Но правда и то, скажем прямо, что зала эта не была жалким подражанием дурацкому пестумскому зодчеству, холодному, голому, унылому и пустому зодчеству Афин, что в отделке ее не было ублюдочных черт архитектуры Рима; у нее был свой особый облик, свое жеманство; будучи точным выражением эпохи, она соответствовала ей во всем. А лицо этой эпохи настолько своеобычно, что, сколько бы столетий потом ни минуло, всегда можно будет тотчас же опознать рококо Людовика XIV и Людовика XV, – преимущество, которого не будет у всех угрюмых и безликих подражаний древним, созданных руками наших современников, которые ничем не обогатят свой век и ничего от него не воспримут, так что грядущие поколения сочтут их создания плохими антиками, пересаженными на чужую землю.

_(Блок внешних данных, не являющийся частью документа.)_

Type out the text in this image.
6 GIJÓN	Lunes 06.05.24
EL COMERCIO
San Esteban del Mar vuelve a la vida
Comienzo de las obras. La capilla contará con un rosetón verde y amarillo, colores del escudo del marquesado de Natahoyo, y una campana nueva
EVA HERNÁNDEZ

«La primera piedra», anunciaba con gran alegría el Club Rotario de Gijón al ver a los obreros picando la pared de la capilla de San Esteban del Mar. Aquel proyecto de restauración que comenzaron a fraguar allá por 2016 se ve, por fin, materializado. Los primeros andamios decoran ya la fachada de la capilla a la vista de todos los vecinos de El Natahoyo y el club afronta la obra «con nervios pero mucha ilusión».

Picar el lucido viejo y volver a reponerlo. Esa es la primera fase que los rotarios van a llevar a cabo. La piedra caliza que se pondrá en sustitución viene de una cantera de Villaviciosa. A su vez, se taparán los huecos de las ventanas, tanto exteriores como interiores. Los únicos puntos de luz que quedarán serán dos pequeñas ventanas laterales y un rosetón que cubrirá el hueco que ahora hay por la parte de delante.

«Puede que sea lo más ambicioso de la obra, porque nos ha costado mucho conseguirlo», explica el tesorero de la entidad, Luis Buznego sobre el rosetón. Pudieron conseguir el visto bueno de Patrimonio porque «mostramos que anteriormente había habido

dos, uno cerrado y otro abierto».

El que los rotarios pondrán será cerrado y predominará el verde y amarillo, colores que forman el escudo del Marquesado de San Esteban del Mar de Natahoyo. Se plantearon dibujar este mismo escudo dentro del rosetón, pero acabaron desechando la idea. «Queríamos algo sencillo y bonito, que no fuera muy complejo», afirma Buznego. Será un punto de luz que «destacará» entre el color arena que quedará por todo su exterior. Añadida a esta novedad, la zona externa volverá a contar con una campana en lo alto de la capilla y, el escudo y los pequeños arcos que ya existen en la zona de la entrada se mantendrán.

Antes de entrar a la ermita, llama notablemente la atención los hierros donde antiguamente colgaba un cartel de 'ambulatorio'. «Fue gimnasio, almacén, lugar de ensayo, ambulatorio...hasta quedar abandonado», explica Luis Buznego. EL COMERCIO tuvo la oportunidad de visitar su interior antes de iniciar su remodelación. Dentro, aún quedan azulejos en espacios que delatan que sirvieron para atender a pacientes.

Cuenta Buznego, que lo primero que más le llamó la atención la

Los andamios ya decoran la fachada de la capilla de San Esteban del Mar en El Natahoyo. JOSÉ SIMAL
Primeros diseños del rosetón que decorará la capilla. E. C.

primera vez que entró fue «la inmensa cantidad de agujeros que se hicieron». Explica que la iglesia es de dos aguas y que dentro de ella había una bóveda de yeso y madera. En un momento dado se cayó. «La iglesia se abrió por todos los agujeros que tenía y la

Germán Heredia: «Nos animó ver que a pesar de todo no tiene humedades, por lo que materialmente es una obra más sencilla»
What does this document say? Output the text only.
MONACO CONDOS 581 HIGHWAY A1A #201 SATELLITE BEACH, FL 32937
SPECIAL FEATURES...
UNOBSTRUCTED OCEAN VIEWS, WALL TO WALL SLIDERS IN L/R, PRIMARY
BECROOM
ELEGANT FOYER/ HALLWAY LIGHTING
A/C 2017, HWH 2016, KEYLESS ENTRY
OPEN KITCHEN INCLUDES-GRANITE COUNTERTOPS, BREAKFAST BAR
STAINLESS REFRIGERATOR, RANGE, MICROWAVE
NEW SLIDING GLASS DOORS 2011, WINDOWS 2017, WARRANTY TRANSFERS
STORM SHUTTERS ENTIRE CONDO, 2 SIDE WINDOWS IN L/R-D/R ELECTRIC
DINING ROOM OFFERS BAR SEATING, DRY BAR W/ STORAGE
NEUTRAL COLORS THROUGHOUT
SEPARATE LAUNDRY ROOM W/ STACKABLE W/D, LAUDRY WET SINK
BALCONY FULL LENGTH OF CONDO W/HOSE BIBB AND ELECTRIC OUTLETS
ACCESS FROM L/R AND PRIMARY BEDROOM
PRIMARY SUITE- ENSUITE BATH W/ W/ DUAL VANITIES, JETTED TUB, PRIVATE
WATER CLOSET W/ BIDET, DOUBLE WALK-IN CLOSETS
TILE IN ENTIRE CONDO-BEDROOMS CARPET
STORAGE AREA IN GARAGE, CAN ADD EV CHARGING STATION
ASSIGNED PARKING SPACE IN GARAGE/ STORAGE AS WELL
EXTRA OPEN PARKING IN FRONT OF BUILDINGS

Широкие настенные панно пестрели изображениями мертвой натуры, достойными де Венненкса, но неизвестной кисти, а наддверия представляли оперные пасторали, грациозные праздники, пастушеские сценки бессмертного и восхитительного Ватто. Сочетания были изысканными и нежными, краски сочными и прозрачными, по обычаю великого мастера, которого невежественная и неблагодарная Франция должна восстановить в правах и чтить как одного из своих славнейших гениев. Слава Ватто! Слава Ланкре! Слава Карлу Ванлоо! Слава Ленотру! Слава Ясенту Риго! Слава Буше! Слава Эделинку!.. Слава Удри!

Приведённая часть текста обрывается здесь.